R 'n R in Benin



No, not rock 'n roll, not rest 'n recuperation either - but Rooney 'n Ronaldo! After a ridiculously busy week in Benin (still working in my hotel room at 4am one night) I had a Saturday at leisure to enjoy myself, and I managed to find a venue showing the football. Or at least some of it, between blank screens when the generator (or perhaps the satellite?) cut out from time-to-time. Or when I was not being distracted by the adverts running across the screen for matches to be shown later in the day. Everton -v- Bigminham? Middlesbrough -v- Hotspurs? But great as always to watch a game in a room crowded with hundreds of fans.

Back in Dakar now I have also made further attempts to watch the beautiful game, as a very kind man answered my plea for help on the Senegal network of facebook. First he took me to his friend's house to watch a Man Utd Champions League match. All was looking promising until half-an-hour before the game, when the lights went out. A power cut. As he had a laptop I asked him if he had tried Sopcast? We downloaded it and found the United game. Just a tiny screen, and quite a fuzzy picture (Senegal internet speeds are not great) but better than nothing. Until his battery gave out at half time.
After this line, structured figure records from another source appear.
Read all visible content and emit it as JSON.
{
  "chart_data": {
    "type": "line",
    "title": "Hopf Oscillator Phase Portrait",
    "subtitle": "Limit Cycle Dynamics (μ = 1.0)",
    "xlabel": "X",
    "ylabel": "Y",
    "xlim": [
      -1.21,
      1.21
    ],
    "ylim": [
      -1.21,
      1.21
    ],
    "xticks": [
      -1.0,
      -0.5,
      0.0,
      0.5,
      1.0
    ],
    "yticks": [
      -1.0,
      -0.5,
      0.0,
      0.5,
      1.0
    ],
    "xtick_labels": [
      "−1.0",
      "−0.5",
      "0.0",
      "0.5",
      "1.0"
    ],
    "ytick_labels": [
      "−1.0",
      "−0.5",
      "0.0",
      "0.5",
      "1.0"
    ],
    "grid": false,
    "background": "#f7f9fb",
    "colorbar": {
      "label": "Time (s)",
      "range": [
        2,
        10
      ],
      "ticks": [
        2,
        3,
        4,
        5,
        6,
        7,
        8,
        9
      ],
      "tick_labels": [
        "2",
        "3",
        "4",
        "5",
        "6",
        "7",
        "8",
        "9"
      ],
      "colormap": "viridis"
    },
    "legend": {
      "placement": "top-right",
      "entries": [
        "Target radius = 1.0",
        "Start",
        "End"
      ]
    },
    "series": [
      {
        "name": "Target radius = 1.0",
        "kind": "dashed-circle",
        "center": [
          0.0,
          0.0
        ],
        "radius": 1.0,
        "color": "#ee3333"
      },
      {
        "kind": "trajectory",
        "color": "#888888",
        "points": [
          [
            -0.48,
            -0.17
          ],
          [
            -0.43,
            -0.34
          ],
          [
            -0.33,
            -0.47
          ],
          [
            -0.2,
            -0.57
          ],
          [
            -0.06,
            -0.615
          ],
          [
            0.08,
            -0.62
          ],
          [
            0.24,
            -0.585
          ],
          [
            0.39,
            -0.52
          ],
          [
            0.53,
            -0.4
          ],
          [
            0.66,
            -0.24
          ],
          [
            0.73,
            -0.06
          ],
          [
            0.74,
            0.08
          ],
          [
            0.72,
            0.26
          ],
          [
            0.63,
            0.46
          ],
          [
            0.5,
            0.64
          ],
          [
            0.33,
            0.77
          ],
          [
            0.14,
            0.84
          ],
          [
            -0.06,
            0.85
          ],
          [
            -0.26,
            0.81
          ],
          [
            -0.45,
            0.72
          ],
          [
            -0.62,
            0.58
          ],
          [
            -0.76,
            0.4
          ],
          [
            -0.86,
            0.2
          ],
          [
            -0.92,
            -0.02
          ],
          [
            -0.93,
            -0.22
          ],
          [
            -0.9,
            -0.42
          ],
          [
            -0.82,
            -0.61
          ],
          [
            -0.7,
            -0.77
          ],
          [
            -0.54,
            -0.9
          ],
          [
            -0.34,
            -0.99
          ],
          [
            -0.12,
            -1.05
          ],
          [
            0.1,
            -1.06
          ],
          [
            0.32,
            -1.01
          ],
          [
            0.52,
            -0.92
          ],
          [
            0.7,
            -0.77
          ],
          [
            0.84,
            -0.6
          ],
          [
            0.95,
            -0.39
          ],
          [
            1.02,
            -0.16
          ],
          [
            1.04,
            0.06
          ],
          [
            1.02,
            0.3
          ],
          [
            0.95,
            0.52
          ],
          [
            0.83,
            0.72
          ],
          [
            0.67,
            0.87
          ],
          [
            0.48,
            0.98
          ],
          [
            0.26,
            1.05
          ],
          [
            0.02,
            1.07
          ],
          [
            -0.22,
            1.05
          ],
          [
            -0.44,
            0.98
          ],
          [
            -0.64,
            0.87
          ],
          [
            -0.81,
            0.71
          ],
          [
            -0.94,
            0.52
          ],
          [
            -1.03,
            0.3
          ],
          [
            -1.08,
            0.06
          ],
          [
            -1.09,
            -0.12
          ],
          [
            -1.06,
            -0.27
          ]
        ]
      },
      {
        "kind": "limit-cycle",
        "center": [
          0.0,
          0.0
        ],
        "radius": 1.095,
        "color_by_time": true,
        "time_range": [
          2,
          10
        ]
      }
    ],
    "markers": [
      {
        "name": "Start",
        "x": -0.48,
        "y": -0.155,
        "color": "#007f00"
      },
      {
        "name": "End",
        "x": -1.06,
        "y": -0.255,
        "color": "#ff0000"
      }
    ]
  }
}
Today we tried again - the Premiership game against Blackburn was supposed to be on. But the Canal operators in Senegal had decided not to buy coverage, so all we were faced with was a blank screen. Unfortunately I think I am coming to accept that it is one interest I will have to put to one side whilst I am in Senegal.

Back to Benin - a lovely country, from the little I had time to see. Poor, of course, but without all the hustlers of Dakar, and with some truly great tourist sites. The stilt village on Lake Ganvie is in fact rather a tourist trap, but is no less pretty for it. A whole village built in a shallow lake (originally sited there for safety during one of the old tribal wars), all the houses on stilts, and each family with a number of pirogues to travel in. Even with a cloudy sky it was lovely, helped too by the jewel-coloured little malachite kingfishers flitting around the dock.

I also managed to visit the voodoo Python Temple in Ouidah. I don't know why pythons are quite so important in the voodoo religion, but in this temple there were about fifty of them, stretched out lazily in their 'house' apart from those being brought out for us tourists to drape around our necks. They are let out at 5pm each day, so that they can make their way into another little house where food is put out for them. There is however nothing to stop them leaving the compound at that point, which some have been known to do. The guide said villagers are not afraid if they find one in their house as this is supposed to be a good omen. & in this continent where everyone seems to be absolutely terrified of snakes (I suppose with good reason) that is saying something.

Afterwards, whilst I was queueing to get into Cotonou airport for my flight home, I was approached by a very attractive and well-dressed young woman asking me if I would mind carrying a small bag back for her. Of course I declined, but it reminded me of stories I was told earlier in Togo (next-door to Benin) - of the attractive well-dressed women you see hanging around the airport being part of the drugs trade, either waiting to collect an assignment or waiting to offload one onto a naive passenger. I did wonder if there was something rather more proactive I should have done, like accepting the bag and then handing it to a policeman for its contents to be checked, but if it was drugs then it is quite possible that the police are in on the deal, and that handing over the bag would get one into all sorts of trouble.

Now I am back in Senegal, where the weather has changed in my absence. The wind only blows from two directions into coastal Senegal - either from the south-west, where it picks up moisture from the Atlantic bringing summer rain and humidity, or from the north, where it picks up dust from the Sahara making the rest of the year dusty and hazy. So now the humidity has gone and it is cool enough to sleep at night but we once again have dust everywhere. A plague of insects has also appeared, some quite nice (millions of white butterflies everywhere), some less so (ants over everything, and crickets getting into the house and chirping loudly all night).

2 comments:

Anonymous said...

Louise, I stumbled across this by accident. Wow, you actually did it. Long gone is the audit manager, and you've gone off to do something fascinating with your life. It makes great reading. Guess you won't be making the next Emma reunion, but it wil make a much more interesting update than all those city careers. I look forward to more updates. Can't find an email address or would have sent this more personally!
Alison (from Emma, '84)

Louise said...

Thanks Alison - yes, I finally did it! Not the environmental work I was planning, but a different kind of opportunity to do something useful.

I can't put an email address in or the spammers will find it - but I will try to get to the next Emma reunion!